Evan Rachel Wood Just Confirmed A Major Detail About Dolores On 'Westworld'

by Ani Bundel
HBO

This week's episode of Westworld opened up a can of worms (or perhaps a can of tigers) when it revealed not one by two of the sister parks to Westworld, revealing at least one of them was undergoing the same rebellion as the main park. But while guests may be murdered at "The Raj" the same way they are in Westworld, there's no Dolores figure leading a messianic revolution, leading fans to wonder about her real motivations. Those doubts about Dolores got a bigger boost this week when actress Evan Rachel Wood tweeted a Westworld clue which suggests fan's concerns are well-founded. In case it isn't obvious, Westworld Season 2 spoilers follow.

Last week's episode most electric moment was when Dolores and Maeve met face to face for the first time since Ford's death put everything in motion. It was an interesting encounter because both clearly thought they could order the other around. Maeve thought her voice command ability would subdue Dolores out of the way, Dolores thought her talk of revenge would bring Maeve around to murderville.

In the end, neither could control the other, leaving fans convinced, unlike the other hosts, Dolores and Maeve had both achieved true "free will" and broken with their programming for good.

HBO

With Maeve, this isn't a question. The show took pains in Season 1 to make sure audiences understood the desire to get on the train and travel to the mainland was a program someone had put into Maeve, and her "rebellion" was nothing but following orders. It wasn't until she stepped back off the train to get her daughter she began to make choices on her own, free and independent of everything else.

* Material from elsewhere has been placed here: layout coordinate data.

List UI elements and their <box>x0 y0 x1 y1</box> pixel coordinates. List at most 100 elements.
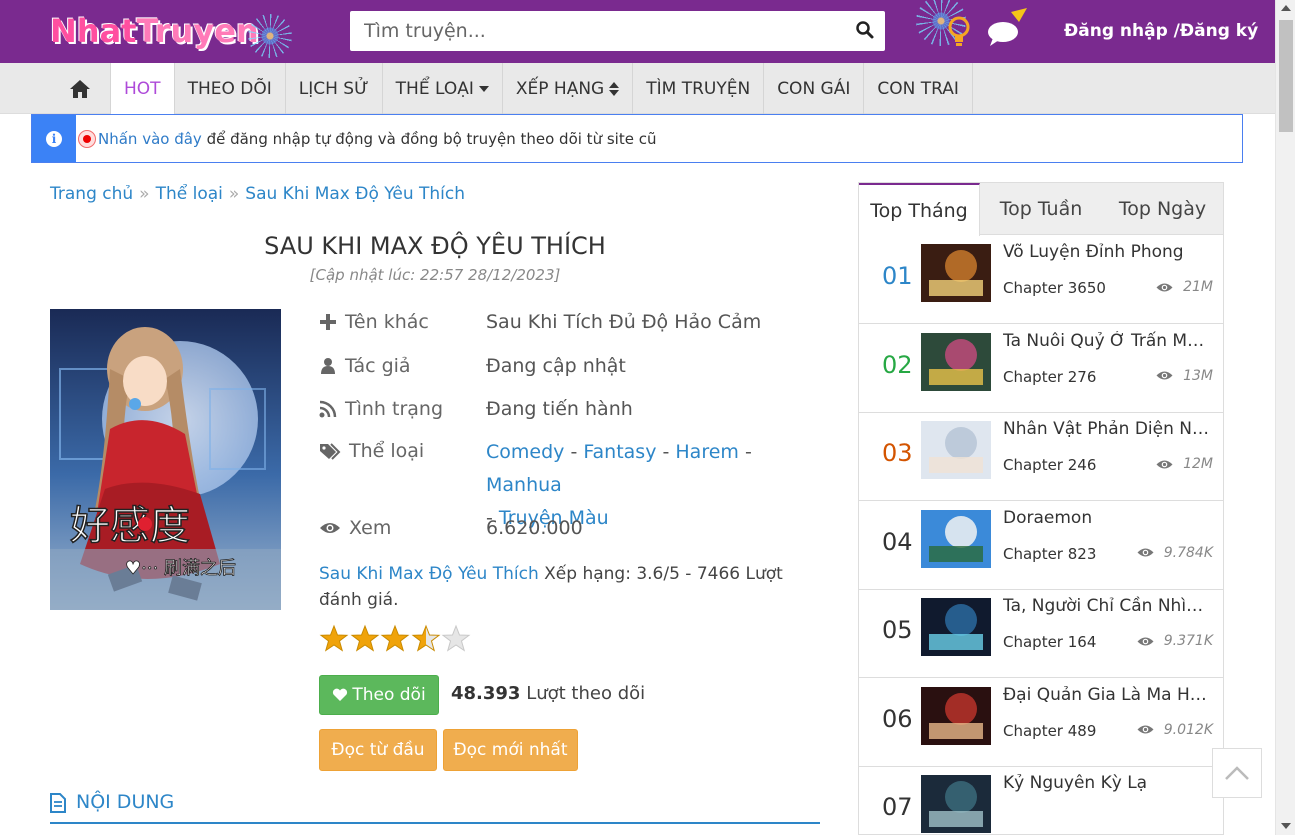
page-scrollbar[interactable] <box>1275 0 1295 835</box>
ranking-tabs: Top Tháng Top Tuần Top Ngày <box>859 183 1223 236</box>
comic-name[interactable]: Võ Luyện Đỉnh Phong <box>1003 242 1213 262</box>
top-list-item[interactable]: 02 Ta Nuôi Quỷ Ở Trấn Ma Ty Chapter 276 13M <box>859 325 1223 413</box>
tags-icon <box>320 443 341 460</box>
nav-girls[interactable]: CON GÁI <box>764 63 865 114</box>
lightbulb-icon[interactable] <box>944 14 974 48</box>
nav-hot[interactable]: HOT <box>111 63 175 114</box>
info-icon: i <box>46 130 62 147</box>
comic-name[interactable]: Kỷ Nguyên Kỳ Lạ <box>1003 773 1213 793</box>
star-icon[interactable] <box>350 624 380 654</box>
nav-following[interactable]: THEO DÕI <box>175 63 286 114</box>
read-latest-button[interactable]: Đọc mới nhất <box>443 729 578 771</box>
comic-name[interactable]: Ta Nuôi Quỷ Ở Trấn Ma Ty <box>1003 331 1213 351</box>
scroll-down-arrow-icon[interactable] <box>1281 823 1291 829</box>
chapter-link[interactable]: Chapter 823 <box>1003 545 1096 563</box>
nav-ranking[interactable]: XẾP HẠNG <box>503 63 634 114</box>
star-icon[interactable] <box>411 624 441 654</box>
rank-number: 05 <box>882 616 913 644</box>
site-logo[interactable]: NhatTruyen <box>50 12 259 50</box>
rank-number: 02 <box>882 350 913 379</box>
home-icon <box>70 79 90 98</box>
rank-number: 07 <box>882 793 913 821</box>
comic-thumbnail[interactable] <box>921 421 991 479</box>
nav-home[interactable] <box>50 63 111 114</box>
genre-link[interactable]: Manhua <box>486 474 562 496</box>
top-list-item[interactable]: 03 Nhân Vật Phản Diện Này Có Chút Lương T… <box>859 413 1223 501</box>
nav-boys[interactable]: CON TRAI <box>864 63 973 114</box>
top-list-item[interactable]: 07 Kỷ Nguyên Kỳ Lạ <box>859 767 1223 834</box>
rating-comic-link[interactable]: Sau Khi Max Độ Yêu Thích <box>319 564 539 584</box>
eye-icon <box>1137 725 1154 734</box>
comic-thumbnail[interactable] <box>921 332 991 391</box>
comic-name[interactable]: Nhân Vật Phản Diện Này Có Chút Lương Tâm <box>1003 419 1213 439</box>
read-first-button[interactable]: Đọc từ đầu <box>319 729 437 771</box>
breadcrumb-comic[interactable]: Sau Khi Max Độ Yêu Thích <box>245 184 465 204</box>
nav-search[interactable]: TÌM TRUYỆN <box>633 63 765 114</box>
top-list-item[interactable]: 04 Doraemon Chapter 823 9.784K <box>859 502 1223 590</box>
comic-name[interactable]: Đại Quản Gia Là Ma Hoàng <box>1003 685 1213 705</box>
rating-summary: Sau Khi Max Độ Yêu Thích Xếp hạng: 3.6/5… <box>319 564 783 610</box>
genre-link[interactable]: Fantasy <box>583 441 656 463</box>
svg-text:好感度: 好感度 <box>70 503 190 549</box>
comic-thumbnail[interactable] <box>921 598 991 656</box>
chapter-link[interactable]: Chapter 3650 <box>1003 279 1106 297</box>
nav-history[interactable]: LỊCH SỬ <box>286 63 383 114</box>
comic-name[interactable]: Doraemon <box>1003 508 1213 528</box>
search-icon[interactable] <box>855 20 875 40</box>
comic-thumbnail[interactable] <box>921 686 991 745</box>
top-list-item[interactable]: 05 Ta, Người Chỉ Cần Nhìn Thấy Thanh Máu C… <box>859 590 1223 678</box>
status-value: Đang tiến hành <box>486 398 633 420</box>
eye-icon <box>1156 460 1173 468</box>
breadcrumb-home[interactable]: Trang chủ <box>50 184 133 204</box>
alert-login-link[interactable]: Nhấn vào đây <box>98 130 202 148</box>
scroll-thumb[interactable] <box>1279 20 1293 132</box>
follow-count: 48.393 Lượt theo dõi <box>451 683 646 704</box>
rss-icon <box>319 400 337 418</box>
tab-top-month[interactable]: Top Tháng <box>859 183 980 236</box>
chapter-link[interactable]: Chapter 489 <box>1003 722 1096 740</box>
top-list-item[interactable]: 01 Võ Luyện Đỉnh Phong Chapter 3650 21M <box>859 236 1223 324</box>
comic-thumbnail[interactable] <box>921 509 991 568</box>
search-input[interactable] <box>350 11 840 51</box>
back-to-top-button[interactable] <box>1212 748 1262 798</box>
chapter-link[interactable]: Chapter 276 <box>1003 368 1096 386</box>
follow-button[interactable]: Theo dõi <box>319 675 439 715</box>
eye-icon <box>1156 371 1173 380</box>
star-rating[interactable] <box>319 624 472 654</box>
chapter-link[interactable]: Chapter 246 <box>1003 456 1096 474</box>
search-box <box>350 11 885 51</box>
star-icon[interactable] <box>441 624 471 654</box>
top-ranking-sidebar: Top Tháng Top Tuần Top Ngày 01 Võ Luyện Đ… <box>858 182 1224 835</box>
other-name-value: Sau Khi Tích Đủ Độ Hảo Cảm <box>486 311 762 333</box>
alert-text: Nhấn vào đây để đăng nhập tự động và đồn… <box>98 130 657 148</box>
caret-down-icon <box>478 85 489 92</box>
heart-icon <box>333 688 348 701</box>
comic-name[interactable]: Ta, Người Chỉ Cần Nhìn Thấy Thanh Máu <box>1003 596 1213 616</box>
star-icon[interactable] <box>380 624 410 654</box>
chapter-link[interactable]: Chapter 164 <box>1003 633 1096 651</box>
rank-number: 04 <box>882 527 913 556</box>
svg-text:♥··· 刷满之后: ♥··· 刷满之后 <box>125 558 236 579</box>
tab-top-day[interactable]: Top Ngày <box>1102 183 1223 235</box>
comic-thumbnail[interactable] <box>921 244 991 302</box>
plus-icon <box>320 314 336 330</box>
scroll-up-arrow-icon[interactable] <box>1281 5 1291 11</box>
tab-top-week[interactable]: Top Tuần <box>980 183 1102 235</box>
view-count: 9.371K <box>1137 633 1213 649</box>
star-icon[interactable] <box>319 624 349 654</box>
top-list-item[interactable]: 06 Đại Quản Gia Là Ma Hoàng Chapter 489 9.0… <box>859 679 1223 767</box>
main-nav: HOT THEO DÕI LỊCH SỬ THỂ LOẠI XẾP HẠNG T… <box>0 63 1275 114</box>
breadcrumb-genres[interactable]: Thể loại <box>156 184 223 204</box>
views-value: 6.620.000 <box>486 517 583 539</box>
comic-thumbnail[interactable] <box>921 775 991 833</box>
site-header: NhatTruyen Đăng nhập /Đăng ký <box>0 0 1275 63</box>
rank-number: 01 <box>882 262 913 290</box>
record-dot-icon <box>78 130 96 148</box>
genre-link[interactable]: Harem <box>675 441 739 463</box>
nav-genres[interactable]: THỂ LOẠI <box>383 63 503 114</box>
genre-link[interactable]: Comedy <box>486 441 564 463</box>
eye-icon <box>1137 637 1154 645</box>
view-count: 9.012K <box>1137 722 1213 738</box>
login-register-link[interactable]: Đăng nhập /Đăng ký <box>1064 21 1258 41</box>
chat-icon[interactable] <box>985 8 1029 48</box>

But Dolores has been more of a puzzle. Fans *saw* Ford upload the Wyatt programming into Dolores' brain. By doing so he created a true "bicameral mind." it was no longer Arnold's voice commanding Dolores in a desperate attempt to get her to take the final step and listen to her own interior voice. Now she had an interior voice speaking to her which sounded like her own: Wyatt's programming. Wyatt and Dolores talk to each other inside her head, creating what seems like free will. But is it really? Or is just an illusion born of a programmed multiple personality disorder?

Following this line of thinking, one fan tweeted out a question after noting something in Dolores' actress Evan Rachel Wood's performance this week. The return of Peter Abernathy seemed to bring Dolores' old self to the surface, the emotions and memories of her "father" overriding everything else temporarily.

The changes between her "Dolores" self and her "Wyatt" self were oddly noticeable. So much so, the question was asked:

To which Wood herself replied:

Not crazy, good to know. Wood is deliberately giving one character the old accent, whereas the new "Wyatt" persona has the weird flat voice with the messianic edge. This suggests the theory of "Dolores and Wyatt are really different people inside the same head" has real credibility, and Dolores/Wyatt have not achieved free will at all.

This isn't the only clue, for the record. The show has tried to suggest that Dolores' obsession with "The Valley Beyond" is one that comes from inside the decades of Dolores memories. They've tied it to something William showed her years and years ago when he first took control of the park after James Delos retired.

But other characters, who are definitely still on their loops, keep mentioning The Valley Beyond offhandedly like this is a thing they've all known about their whole lives, even though it was actually something Ford uploaded en masse into their brains less than a week ago. So is Dolores' ultimate mission one of her own choosing? Or is Ford still playing everyone from beyond the grave?